Here we go again....
Nov. 21st, 2023 07:05 pmTory junior finance minister Laura Trott has been out today chumming the water for her boss (Chancellor of the Exchequer Jeremy Hunt) in advance of his Autumn Statement and telling anyone who'll listen that disabled people who are unable to work in the workplace and therefore are in receipt of disability benefits have "a duty" to work from home.
The cohort of disabled people she's talking about here are those judged to have 'limited capability to work'. Which basically means "In an ideal world we might be able to find them jobs, but in practise we can't get employers to even look at them" and for a good chunk of them "Working would actually probably be damaging to their health". And in many cases they should actually be in the next cohort up from Limited Capability, with no capability for work related activity, but the assessments have been fixed by the Tories since forever.
Of course the idea of DWP providing useful support for disabled people to work from home is risible, DWP doesn't see us as capable of anything beyond shelf-stacking, so the likely assumption driving this is everyone can get a zero hours contract doing remote call centre work. It's actually going to move disability employment backwards, because why should the government invest in schemes like Access to Work to make workplaces accessible, when they can just throw us all at remote minimum wage call centre jobs? And the employers will know it, and that there's no political will to drive Equality Act enforcement.

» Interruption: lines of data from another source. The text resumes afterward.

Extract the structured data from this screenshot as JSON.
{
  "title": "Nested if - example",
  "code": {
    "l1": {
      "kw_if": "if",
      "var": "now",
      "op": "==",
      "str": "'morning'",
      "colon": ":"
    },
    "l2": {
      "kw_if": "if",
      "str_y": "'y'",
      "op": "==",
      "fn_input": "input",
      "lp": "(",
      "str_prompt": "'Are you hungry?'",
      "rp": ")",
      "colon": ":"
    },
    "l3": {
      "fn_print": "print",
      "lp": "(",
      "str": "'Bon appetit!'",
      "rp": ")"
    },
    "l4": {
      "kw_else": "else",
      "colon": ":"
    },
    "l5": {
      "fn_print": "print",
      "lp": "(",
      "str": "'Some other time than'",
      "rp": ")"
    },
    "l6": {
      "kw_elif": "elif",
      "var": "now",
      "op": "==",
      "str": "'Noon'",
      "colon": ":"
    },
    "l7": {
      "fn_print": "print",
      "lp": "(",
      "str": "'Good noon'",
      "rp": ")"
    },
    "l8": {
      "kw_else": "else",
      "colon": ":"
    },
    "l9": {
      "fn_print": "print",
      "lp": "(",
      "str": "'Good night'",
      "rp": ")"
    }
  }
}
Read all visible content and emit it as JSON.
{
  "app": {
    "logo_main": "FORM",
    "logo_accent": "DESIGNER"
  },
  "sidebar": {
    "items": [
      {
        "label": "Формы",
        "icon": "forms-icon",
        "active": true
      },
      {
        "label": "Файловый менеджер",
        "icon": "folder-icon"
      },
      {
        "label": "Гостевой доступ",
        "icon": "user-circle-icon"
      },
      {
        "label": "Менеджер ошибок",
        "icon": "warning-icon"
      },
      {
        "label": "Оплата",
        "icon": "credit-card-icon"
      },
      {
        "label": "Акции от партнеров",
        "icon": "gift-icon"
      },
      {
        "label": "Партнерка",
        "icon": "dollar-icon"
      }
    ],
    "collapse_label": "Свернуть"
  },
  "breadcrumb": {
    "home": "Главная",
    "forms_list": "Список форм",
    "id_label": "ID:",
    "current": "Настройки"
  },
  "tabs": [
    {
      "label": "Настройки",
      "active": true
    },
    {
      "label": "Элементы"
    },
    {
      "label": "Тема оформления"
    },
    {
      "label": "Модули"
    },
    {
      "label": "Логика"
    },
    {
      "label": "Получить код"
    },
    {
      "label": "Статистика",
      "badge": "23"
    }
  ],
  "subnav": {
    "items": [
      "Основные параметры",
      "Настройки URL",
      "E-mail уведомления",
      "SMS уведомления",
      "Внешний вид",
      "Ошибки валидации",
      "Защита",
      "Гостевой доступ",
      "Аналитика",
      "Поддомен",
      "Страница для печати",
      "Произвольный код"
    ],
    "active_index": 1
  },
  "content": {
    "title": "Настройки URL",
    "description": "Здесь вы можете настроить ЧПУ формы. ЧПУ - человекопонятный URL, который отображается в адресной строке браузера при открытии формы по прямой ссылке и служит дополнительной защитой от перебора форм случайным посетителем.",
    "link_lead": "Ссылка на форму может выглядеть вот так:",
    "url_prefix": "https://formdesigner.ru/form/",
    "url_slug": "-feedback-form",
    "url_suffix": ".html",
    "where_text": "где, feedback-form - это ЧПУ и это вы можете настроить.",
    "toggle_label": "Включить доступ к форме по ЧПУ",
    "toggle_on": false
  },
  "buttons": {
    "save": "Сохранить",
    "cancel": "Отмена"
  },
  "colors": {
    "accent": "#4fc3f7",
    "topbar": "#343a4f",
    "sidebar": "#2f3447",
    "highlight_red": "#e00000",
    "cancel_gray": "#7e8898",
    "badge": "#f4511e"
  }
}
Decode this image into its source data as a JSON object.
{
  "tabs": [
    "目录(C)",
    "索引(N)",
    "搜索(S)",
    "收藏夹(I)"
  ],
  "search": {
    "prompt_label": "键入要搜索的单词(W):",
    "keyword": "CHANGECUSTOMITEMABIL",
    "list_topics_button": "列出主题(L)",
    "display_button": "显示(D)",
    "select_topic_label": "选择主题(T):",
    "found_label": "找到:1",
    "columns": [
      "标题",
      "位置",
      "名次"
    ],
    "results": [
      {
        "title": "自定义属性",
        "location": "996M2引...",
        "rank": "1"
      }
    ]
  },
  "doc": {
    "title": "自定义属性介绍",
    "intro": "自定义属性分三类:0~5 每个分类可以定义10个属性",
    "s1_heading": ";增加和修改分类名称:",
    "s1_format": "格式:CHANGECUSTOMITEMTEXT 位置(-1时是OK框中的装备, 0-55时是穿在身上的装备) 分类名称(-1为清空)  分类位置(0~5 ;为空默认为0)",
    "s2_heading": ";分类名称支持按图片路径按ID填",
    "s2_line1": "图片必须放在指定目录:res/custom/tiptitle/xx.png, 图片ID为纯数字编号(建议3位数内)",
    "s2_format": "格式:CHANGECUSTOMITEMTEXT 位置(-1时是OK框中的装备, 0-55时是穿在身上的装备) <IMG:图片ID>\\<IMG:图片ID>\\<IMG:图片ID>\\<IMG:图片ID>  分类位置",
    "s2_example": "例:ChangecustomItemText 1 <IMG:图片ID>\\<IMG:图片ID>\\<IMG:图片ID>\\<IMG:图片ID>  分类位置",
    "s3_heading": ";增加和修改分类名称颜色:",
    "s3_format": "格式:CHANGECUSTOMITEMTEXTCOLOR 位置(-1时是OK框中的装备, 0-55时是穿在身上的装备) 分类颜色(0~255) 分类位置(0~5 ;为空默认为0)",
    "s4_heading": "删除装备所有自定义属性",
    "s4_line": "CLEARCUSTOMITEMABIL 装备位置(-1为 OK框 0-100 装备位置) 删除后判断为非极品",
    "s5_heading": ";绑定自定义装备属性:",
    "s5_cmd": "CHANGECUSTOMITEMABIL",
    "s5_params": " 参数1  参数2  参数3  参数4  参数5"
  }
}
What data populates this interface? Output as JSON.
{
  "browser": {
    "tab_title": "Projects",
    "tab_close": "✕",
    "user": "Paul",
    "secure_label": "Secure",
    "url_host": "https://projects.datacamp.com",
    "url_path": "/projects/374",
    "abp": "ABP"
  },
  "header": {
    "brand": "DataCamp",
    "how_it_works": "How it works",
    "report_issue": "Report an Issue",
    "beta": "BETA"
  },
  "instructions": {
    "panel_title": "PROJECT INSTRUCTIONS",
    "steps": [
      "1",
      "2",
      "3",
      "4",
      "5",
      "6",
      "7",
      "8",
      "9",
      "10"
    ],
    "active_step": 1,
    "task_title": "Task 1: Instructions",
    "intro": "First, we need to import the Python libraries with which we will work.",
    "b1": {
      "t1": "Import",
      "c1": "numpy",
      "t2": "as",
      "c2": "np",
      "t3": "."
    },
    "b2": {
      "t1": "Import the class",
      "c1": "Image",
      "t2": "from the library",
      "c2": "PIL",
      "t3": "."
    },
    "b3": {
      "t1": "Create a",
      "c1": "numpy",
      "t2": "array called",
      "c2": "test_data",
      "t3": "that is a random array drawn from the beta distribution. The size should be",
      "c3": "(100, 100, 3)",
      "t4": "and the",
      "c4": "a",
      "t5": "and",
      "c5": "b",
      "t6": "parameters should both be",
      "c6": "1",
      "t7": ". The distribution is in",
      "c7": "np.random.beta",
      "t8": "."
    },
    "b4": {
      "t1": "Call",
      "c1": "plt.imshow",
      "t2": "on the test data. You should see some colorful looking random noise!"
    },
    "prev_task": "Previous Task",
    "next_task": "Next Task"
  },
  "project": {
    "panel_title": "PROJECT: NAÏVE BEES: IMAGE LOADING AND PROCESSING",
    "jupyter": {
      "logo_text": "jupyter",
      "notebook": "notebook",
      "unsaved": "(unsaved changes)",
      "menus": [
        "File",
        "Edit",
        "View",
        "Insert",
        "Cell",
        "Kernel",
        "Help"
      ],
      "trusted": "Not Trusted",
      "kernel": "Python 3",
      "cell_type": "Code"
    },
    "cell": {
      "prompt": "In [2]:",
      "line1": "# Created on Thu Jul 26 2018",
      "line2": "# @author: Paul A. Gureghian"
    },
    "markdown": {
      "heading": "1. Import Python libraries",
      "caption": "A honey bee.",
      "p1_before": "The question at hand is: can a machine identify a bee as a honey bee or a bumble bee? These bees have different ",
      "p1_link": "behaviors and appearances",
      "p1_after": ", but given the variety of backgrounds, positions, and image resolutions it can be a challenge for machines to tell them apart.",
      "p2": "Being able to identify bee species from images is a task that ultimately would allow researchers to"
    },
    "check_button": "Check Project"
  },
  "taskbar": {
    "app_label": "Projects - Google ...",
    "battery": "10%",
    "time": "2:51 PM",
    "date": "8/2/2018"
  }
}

I think the language Trott was using is revealing. By talking about us having 'a duty', rather than the normal Tory waffle about 'work being good for you' - based on some extremely dubious 'science' that looked at abled workers, not disabled, Trott is tacitly acknowledging that they can't make the 'work is good for you' argument for the people affected, and if that's the case, then she's really acknowledging that work will be bad for them.
Over and above the direct damage that's likely to accrue from forcing disabled people to work when they're medically unfit, we know from every other time DWP have been let loose to sanction disabled people on a whim that it will lead to despair, destitution, and all too likely cases of suicide. The Tories know this as well as anyone else, they fought long and hard to stop the DWP's internal inquiries into the deaths being released, but they clearly think they can get a few positive headlines in the Tory rags and/or find a few extra pounds for Hunt to give away to party donors in tax cuts. The Nasty Party is back.
In more positive news, the Court of Appeal has ruled that people are perfectly entitled to call Iain Duncan Smith "Tory Scum".